The bank also reported saving approximately 70,000 hours by automating business processes, reducing operational costs and improving efficiency. In its wealth management division, time spent on administrative tasks has been cut by 30% to 40%, allowing staff to focus more on client engagement.
These results show AI can deliver measurable returns at scale, but only when aligned with broader organizational change.
Beyond individual use cases, organizations are also confronting a more immediate challenge: defining meaningful milestones for AI adoption.
“So I think firstly, it’s about how the organization is adopting and leveraging AI day to day, and in an integrated environment? When we then look at milestones, I don’t have a single metric. These businesses are so different, they have different goals,” Skabo said.
“Whether it is increasing customer satisfaction, doing more with less, or AI coding, the measures of success will be different by company.”
Rather than relying on universal benchmarks, companies are tracking how deeply AI is embedded in day-to-day operations and whether usage has moved beyond pilots into organization-wide workflows.
AI adoption is not a one-off deployment but an ongoing process. What was advanced six months ago may already be outdated, forcing continuous reassessment.
Skabo framed this as a forward-looking readiness challenge for enterprises.
He said a key question for organizations is whether they are ready to adopt the technology coming in six months, including whether they have the team, structure, processes, and clearly defined business problems in place.

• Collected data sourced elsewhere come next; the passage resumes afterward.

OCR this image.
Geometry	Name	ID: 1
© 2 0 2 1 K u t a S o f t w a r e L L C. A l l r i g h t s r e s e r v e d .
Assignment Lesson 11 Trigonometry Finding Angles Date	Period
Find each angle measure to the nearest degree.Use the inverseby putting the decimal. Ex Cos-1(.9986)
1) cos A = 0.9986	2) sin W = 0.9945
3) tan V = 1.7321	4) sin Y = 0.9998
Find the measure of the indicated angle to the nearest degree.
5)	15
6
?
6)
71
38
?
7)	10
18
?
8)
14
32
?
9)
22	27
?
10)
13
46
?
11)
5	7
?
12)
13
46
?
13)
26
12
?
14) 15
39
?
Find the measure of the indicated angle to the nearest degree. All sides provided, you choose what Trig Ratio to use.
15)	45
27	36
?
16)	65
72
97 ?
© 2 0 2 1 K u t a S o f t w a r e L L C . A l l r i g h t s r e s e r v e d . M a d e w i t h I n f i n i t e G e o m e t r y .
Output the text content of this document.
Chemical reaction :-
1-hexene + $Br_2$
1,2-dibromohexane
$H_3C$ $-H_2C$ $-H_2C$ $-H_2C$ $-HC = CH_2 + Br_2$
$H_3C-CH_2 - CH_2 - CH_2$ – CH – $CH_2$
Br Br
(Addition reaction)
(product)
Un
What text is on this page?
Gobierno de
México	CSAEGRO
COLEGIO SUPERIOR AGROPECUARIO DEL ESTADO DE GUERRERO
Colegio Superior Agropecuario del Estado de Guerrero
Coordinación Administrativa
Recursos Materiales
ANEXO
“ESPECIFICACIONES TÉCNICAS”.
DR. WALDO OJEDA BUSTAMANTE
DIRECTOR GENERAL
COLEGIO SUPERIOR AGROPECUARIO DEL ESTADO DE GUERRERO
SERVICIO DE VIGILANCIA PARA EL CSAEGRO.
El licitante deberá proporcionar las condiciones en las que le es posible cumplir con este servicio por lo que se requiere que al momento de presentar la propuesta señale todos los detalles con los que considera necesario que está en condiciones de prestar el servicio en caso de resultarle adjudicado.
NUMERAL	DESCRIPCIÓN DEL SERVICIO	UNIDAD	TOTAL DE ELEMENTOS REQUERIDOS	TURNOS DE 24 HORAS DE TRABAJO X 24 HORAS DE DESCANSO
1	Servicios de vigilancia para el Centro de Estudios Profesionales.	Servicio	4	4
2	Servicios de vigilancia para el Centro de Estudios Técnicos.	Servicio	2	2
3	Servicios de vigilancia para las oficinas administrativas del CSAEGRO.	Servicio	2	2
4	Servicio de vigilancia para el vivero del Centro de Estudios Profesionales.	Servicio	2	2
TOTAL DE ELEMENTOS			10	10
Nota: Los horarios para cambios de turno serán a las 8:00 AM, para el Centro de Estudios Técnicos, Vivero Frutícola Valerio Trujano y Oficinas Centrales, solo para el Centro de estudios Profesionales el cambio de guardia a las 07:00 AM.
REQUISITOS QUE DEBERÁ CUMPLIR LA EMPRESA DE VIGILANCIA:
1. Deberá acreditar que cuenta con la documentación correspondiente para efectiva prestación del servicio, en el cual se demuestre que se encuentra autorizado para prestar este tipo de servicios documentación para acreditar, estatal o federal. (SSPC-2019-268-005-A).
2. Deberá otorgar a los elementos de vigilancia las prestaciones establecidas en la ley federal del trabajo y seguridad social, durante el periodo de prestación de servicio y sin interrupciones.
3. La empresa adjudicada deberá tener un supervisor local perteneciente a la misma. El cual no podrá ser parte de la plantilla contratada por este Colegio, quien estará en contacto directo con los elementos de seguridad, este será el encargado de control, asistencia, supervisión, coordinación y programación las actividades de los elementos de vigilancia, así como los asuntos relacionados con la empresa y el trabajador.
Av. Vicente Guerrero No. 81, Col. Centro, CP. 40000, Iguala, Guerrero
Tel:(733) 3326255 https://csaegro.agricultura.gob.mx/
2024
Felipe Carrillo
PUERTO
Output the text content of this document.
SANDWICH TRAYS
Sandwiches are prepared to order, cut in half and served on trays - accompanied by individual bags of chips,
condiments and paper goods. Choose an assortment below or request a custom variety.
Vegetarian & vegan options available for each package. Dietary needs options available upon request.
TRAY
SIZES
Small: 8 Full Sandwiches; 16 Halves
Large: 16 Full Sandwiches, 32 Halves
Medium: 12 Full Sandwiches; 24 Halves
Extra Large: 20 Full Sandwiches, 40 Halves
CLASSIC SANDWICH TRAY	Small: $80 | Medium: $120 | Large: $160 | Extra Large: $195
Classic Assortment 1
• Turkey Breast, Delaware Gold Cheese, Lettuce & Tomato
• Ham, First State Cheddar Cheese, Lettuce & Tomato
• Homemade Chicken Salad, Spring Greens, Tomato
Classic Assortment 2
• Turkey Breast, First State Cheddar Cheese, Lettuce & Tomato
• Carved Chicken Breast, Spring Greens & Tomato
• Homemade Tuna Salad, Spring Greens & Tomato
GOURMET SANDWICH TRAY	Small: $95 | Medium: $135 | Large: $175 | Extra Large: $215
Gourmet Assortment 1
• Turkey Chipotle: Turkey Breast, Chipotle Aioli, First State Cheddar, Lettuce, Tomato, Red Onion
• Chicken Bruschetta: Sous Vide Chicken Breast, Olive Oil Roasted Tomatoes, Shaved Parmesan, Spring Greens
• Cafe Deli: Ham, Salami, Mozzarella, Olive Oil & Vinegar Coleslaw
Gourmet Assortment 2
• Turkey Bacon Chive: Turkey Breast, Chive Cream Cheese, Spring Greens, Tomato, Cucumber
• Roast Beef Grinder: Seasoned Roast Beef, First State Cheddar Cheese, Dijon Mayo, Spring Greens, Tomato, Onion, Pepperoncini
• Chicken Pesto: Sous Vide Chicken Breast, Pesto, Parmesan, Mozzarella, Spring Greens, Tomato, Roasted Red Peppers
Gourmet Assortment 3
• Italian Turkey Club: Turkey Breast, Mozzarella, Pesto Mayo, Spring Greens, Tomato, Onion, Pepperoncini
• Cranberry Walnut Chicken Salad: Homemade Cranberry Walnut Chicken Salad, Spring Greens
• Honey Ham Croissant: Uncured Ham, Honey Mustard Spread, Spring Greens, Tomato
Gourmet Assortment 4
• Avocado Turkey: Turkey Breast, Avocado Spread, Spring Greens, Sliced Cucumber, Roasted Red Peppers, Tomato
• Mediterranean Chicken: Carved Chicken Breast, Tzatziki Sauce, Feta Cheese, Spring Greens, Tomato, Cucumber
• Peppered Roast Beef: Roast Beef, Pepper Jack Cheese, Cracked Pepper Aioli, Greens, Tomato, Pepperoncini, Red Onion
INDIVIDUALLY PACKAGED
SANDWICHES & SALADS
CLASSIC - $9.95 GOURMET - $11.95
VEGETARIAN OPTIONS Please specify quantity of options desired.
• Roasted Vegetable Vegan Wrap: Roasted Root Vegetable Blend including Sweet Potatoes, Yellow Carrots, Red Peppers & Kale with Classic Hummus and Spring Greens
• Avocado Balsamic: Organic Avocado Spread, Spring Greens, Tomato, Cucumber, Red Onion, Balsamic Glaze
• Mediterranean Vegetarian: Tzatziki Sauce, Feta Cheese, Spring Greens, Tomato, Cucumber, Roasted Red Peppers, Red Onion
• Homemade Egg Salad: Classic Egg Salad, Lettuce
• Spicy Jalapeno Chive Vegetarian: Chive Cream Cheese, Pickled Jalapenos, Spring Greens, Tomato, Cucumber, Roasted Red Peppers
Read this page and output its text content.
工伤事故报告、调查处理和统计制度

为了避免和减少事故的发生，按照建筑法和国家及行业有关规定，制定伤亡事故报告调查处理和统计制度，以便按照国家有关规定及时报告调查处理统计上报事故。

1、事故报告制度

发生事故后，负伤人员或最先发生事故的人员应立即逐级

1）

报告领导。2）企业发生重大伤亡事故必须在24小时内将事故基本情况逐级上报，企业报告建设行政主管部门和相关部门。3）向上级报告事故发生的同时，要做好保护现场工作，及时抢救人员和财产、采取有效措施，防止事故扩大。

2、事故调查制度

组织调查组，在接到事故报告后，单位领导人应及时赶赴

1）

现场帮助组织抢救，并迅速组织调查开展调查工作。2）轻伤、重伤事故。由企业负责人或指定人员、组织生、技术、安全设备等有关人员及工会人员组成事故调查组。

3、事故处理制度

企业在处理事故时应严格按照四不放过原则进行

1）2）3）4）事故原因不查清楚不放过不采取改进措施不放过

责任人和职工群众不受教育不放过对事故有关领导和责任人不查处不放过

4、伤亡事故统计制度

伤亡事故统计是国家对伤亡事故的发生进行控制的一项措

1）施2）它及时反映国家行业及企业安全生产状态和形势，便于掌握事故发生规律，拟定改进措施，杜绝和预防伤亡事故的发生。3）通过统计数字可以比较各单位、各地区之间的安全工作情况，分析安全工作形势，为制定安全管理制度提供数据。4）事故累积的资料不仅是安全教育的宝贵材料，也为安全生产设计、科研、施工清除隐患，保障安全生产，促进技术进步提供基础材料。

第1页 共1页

“If we’re ready for that, then we’re in a good position to take advantage of this in a great way looking forward,” he said.
Readiness gap
Looking ahead, enterprises must not only implement current AI capabilities but also prepare for what comes next, as today’s tools may be superseded within months.
Skabo said this raises a fundamental question: whether organizations can absorb the next generation of AI tools. Readiness depends on skills, processes, and strategic clarity, not just infrastructure.
He said companies that continuously test and adapt are more likely to close the gap between capability and value, while others risk falling further behind. In practical terms, organizations must speed up evaluation and deployment. Traditional multi-year planning cycles are incompatible with AI’s pace, pushing firms toward shorter cycles and faster deployment.
He also said clearly defined business problems are critical, enabling organizations to adopt new capabilities proactively rather than reactively. These changes reflect a broader shift in how organizations learn and adapt, with continuous testing enabling firms to keep pace with change.
This reinforces Skabo’s central point: the challenge is not access to AI, but the ability to evolve alongside it. In this environment, the competitive advantage lies not in access to technology, but in the ability to transform alongside it.